I have really been working on being a better catholic. Church takes like an hour a week so I figure that's a start. I must say I normally feel very relaxed after church. It's a bit freeing to go and pray and leave everything in Gods hands. I think I am giving myself anxiety because I have been unable to do that fully.
I want answers. I want to know why this road I've chosen has been so bumpy. I have a horrible time with it especially because I know I'm not gonna find a resolution just by asking. God works in mysterious ways and those ways don't generally come out and present themselves.
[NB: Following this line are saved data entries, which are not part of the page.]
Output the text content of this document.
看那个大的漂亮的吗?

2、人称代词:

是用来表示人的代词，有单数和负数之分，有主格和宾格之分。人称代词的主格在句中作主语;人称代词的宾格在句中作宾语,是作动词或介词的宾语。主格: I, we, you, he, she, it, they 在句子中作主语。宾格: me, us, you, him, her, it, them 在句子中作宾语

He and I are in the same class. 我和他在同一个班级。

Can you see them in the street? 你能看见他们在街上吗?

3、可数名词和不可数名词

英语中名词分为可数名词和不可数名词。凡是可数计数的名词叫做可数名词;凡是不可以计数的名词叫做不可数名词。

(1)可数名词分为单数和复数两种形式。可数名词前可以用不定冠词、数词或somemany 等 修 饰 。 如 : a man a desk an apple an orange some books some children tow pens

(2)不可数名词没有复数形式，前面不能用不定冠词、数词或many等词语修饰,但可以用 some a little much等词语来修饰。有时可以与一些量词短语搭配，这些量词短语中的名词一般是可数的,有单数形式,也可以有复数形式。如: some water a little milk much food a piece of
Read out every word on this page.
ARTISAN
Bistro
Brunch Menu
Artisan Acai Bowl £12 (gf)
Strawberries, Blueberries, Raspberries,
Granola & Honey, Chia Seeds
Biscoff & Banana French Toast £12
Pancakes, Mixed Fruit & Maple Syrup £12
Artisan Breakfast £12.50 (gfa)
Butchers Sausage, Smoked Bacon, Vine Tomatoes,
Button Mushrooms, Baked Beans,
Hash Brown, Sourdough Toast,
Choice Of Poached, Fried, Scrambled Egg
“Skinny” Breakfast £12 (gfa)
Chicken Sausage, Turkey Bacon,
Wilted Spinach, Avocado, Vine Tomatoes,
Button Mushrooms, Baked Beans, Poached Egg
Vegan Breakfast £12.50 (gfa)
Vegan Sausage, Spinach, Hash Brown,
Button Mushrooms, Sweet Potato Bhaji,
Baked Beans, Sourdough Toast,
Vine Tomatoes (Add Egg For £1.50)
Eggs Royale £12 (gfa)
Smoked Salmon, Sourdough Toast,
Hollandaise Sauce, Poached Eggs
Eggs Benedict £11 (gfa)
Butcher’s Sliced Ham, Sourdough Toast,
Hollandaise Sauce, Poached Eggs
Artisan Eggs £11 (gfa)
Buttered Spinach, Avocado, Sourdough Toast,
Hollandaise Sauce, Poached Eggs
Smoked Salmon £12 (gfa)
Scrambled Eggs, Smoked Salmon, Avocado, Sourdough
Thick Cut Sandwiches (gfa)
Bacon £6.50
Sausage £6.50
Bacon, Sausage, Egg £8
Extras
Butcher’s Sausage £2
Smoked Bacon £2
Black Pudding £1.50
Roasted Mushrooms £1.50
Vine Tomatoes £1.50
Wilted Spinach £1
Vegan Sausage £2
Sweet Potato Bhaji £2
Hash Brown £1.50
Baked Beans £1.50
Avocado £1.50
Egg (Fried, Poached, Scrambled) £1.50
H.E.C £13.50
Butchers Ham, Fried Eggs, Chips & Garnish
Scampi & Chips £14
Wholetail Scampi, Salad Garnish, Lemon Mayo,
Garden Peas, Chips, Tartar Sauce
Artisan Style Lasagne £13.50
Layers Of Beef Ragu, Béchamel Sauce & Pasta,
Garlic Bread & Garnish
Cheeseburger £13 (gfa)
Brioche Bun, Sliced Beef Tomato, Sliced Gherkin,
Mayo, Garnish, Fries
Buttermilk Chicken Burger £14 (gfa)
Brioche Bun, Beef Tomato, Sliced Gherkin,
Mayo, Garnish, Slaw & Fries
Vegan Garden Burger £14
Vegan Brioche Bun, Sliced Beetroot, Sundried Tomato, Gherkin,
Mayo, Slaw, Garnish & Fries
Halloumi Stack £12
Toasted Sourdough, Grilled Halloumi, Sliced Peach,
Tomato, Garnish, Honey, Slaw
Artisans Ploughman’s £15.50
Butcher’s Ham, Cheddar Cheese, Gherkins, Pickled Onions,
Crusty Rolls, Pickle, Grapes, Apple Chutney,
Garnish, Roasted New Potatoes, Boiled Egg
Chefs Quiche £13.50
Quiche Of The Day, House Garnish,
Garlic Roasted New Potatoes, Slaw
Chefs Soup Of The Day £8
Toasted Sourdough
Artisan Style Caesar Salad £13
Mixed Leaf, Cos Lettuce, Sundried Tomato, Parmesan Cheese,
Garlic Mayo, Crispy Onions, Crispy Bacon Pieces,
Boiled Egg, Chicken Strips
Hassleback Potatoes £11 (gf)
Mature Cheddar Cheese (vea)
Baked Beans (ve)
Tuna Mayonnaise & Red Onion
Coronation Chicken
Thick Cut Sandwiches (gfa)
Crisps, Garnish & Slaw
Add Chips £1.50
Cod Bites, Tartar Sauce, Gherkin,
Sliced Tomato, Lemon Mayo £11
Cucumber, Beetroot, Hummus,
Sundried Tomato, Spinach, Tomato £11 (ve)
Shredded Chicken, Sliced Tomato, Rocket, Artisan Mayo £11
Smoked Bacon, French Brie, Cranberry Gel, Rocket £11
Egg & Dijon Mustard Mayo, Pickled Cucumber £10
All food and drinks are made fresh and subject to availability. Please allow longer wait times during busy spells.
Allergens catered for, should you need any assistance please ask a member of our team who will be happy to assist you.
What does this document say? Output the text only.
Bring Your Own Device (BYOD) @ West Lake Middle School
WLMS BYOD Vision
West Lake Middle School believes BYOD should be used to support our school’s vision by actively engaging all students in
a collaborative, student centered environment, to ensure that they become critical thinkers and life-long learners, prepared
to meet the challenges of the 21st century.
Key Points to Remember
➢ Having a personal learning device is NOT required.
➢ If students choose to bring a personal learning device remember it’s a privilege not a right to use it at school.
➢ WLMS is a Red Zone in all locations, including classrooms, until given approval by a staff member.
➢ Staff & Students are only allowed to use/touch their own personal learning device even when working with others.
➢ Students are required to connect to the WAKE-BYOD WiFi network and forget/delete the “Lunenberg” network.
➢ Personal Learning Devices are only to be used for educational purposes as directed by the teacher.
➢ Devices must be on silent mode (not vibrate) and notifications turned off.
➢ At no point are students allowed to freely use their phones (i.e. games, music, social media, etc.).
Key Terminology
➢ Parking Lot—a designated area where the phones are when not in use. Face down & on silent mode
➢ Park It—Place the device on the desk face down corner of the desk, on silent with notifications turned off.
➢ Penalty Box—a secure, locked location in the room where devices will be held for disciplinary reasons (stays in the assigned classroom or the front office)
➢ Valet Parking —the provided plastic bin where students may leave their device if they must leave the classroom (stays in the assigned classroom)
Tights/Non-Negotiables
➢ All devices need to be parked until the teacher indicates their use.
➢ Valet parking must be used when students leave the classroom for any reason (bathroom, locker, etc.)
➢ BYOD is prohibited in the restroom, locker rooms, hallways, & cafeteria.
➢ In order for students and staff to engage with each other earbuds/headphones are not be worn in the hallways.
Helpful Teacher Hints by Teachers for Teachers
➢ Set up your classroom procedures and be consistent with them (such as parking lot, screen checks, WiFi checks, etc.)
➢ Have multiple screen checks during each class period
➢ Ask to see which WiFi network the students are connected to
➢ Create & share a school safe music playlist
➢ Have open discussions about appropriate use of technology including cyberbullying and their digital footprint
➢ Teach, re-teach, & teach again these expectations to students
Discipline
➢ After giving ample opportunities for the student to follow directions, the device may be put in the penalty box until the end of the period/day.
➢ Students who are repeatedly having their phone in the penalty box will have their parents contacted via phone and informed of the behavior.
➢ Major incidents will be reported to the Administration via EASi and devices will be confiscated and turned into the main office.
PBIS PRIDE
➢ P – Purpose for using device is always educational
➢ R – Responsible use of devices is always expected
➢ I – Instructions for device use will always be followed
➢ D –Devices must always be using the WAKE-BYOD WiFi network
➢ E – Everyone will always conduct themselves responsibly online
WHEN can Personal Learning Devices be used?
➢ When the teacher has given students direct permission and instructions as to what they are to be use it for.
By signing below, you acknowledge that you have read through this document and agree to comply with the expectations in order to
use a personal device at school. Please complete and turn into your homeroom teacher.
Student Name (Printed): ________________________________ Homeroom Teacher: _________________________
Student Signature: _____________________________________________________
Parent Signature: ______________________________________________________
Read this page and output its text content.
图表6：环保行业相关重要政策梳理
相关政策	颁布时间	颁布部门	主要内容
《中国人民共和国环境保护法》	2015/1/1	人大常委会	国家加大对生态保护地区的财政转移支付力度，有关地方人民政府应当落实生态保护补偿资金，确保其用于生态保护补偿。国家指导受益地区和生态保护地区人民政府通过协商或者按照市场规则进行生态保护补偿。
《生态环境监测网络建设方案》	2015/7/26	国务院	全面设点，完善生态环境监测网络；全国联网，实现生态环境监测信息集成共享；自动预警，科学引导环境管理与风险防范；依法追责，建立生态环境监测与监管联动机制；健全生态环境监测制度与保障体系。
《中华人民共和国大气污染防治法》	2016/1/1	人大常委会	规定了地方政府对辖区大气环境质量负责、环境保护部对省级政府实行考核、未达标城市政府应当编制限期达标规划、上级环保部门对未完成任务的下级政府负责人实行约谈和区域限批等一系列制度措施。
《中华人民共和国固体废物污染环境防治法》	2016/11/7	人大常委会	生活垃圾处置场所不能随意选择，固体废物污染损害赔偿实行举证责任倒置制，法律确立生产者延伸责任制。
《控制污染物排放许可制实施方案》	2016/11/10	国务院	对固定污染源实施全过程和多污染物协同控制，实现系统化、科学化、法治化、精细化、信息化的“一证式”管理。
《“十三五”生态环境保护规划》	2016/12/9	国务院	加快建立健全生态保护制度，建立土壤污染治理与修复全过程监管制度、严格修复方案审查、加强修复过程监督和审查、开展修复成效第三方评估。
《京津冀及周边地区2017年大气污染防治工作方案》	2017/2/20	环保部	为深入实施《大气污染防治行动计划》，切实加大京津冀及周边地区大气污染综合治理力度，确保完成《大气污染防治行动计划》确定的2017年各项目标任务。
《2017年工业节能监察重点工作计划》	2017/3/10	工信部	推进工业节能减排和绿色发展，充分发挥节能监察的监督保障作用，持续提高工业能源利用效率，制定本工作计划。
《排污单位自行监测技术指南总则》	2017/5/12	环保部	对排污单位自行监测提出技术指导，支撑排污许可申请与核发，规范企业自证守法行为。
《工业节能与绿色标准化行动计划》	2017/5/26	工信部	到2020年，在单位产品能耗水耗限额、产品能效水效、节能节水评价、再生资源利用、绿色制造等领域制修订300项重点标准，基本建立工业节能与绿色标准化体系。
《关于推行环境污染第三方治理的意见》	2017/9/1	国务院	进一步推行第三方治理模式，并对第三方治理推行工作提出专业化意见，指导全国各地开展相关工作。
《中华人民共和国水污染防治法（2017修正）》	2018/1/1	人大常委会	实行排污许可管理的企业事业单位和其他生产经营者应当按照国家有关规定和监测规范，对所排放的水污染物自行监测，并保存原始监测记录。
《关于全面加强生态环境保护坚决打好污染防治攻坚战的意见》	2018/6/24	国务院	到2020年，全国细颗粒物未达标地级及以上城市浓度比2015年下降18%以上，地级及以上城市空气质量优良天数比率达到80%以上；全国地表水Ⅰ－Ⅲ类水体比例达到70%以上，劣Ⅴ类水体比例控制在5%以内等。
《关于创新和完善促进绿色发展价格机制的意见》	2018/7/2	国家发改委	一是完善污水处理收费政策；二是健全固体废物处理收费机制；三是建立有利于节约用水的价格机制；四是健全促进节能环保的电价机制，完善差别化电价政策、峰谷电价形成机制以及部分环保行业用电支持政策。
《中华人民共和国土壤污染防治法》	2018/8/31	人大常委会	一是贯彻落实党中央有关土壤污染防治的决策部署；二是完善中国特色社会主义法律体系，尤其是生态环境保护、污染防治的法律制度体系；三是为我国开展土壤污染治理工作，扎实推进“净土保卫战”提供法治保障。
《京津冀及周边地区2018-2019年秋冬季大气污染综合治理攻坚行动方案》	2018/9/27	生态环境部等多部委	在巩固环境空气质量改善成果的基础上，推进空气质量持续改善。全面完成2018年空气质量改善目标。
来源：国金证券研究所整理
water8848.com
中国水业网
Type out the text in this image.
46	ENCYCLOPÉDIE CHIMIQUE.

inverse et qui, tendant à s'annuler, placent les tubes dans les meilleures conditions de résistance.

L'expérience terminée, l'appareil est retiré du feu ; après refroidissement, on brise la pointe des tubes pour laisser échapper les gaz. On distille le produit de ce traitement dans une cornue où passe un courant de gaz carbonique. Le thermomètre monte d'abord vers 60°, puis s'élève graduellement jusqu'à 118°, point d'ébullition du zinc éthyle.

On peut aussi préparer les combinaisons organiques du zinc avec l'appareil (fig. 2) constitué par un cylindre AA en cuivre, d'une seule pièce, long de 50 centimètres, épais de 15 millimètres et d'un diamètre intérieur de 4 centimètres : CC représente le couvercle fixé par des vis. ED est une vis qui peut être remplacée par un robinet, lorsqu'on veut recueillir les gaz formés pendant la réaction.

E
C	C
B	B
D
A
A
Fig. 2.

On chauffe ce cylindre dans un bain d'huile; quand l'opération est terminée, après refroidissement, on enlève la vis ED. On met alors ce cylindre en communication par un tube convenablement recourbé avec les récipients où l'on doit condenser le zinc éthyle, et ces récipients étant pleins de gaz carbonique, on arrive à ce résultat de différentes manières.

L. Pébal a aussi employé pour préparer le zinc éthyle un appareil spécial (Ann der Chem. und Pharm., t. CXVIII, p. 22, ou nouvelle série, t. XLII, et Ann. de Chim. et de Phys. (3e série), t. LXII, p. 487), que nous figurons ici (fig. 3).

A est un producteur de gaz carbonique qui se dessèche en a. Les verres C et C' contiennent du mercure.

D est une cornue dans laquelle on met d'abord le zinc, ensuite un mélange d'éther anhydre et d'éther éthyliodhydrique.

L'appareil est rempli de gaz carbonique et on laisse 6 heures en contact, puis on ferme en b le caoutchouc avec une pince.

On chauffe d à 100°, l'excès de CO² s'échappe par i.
All that being said there was one thing about church that really made my day. I wish I could say it was something I it out of the readings or the homily but this was actually none of those things. I was in the back of church surrounded by families. Of course I circle aroun and offer peace to any one who will have it when that time comes. Probably ten minutes later the father behind me taps me on the shoulder. I thought maybe my purse was knocked over or I was in his way or something. But instead he leaned forward and asked me to give his daughter a handshake for peace. Apparently she had wanted to shake my hand all mass and was upset that she didn't get a chance to. It was so innocent and adorable, that it made me feel the best I've felt in weeks. I've lost tons of weight, rejected exboyfriends, and gotten many kudos at work and yet this simple thing was what got me. What an amazing thing.